Since passing in 2019, California’s rent cap law has limited rent increases statewide to 5% plus the regional inflation rate but the big question is this law actually working?
In this article we will provide more insight into California’s rent cap law and if it’s a bill that’s actually working or not.
About California’s Rent Cap Law
Are landlords obeying California’s rent cap law? It’s impossible to know for sure — but landlords have plenty of incentive not to.
Those are the key findings of a new report from the UC Berkeley Terner Center for Housing Innovation and the TechEquity Collaborative. It found that 60% of apartments in California have seen rents increase by a greater percentage, year over year, than is allowed by the state’s rent cap law.

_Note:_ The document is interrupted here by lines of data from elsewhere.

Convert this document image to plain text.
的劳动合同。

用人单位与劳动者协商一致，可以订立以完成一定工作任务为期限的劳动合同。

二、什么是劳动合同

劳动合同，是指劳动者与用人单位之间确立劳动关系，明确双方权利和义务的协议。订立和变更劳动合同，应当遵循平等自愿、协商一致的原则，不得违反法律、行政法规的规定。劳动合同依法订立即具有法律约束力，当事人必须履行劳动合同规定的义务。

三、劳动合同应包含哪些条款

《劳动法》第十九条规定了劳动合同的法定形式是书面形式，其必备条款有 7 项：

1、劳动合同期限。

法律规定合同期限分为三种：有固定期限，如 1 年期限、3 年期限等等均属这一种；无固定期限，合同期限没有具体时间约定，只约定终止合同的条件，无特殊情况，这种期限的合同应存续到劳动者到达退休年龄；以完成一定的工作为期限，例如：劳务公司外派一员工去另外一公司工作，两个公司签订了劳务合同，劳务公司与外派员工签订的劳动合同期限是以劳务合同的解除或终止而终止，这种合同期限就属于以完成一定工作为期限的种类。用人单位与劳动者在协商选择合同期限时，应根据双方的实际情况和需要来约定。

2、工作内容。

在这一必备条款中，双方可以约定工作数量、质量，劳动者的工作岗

That statistic, based on asking rents for vacant apartments, is a proxy for the broader state of the rental market. Data isn’t publicly available for rent increases imposed on existing tenants, and this data doesn’t mean 60% of tenants are seeing rent increases above the rent cap.
However, the study illustrates the powerful incentives landlords have to increase rents above the cap for existing tenants, or to try to force them out in favor of higher-paying tenants. And right now, there isn’t really any way to find out whether they’re doing so, since enforcement is entirely dependent on tenants — many of whom are likely unaware of the law — to report violations.
“When the market is appreciating rapidly, landlords, whether or not they’re allowed to or whether they know about the law, may try to mirror the price increases they see on the vacant tenancy market,” said Alex Casey, director of the Housing Affordability Data Lab at the Terner Center and a co-author of the report. “We can’t say that there’s this many units that are violating the threshold, and that just points to a real hole in the data reporting and transparency for this law.”
Several bills that would have provided that data and transparency failed in the Legislature in recent years. The Terner Center’s report suggests it’s time to revisit those proposals, especially a rental registry that tracks rents and other information about California’s apartment stock.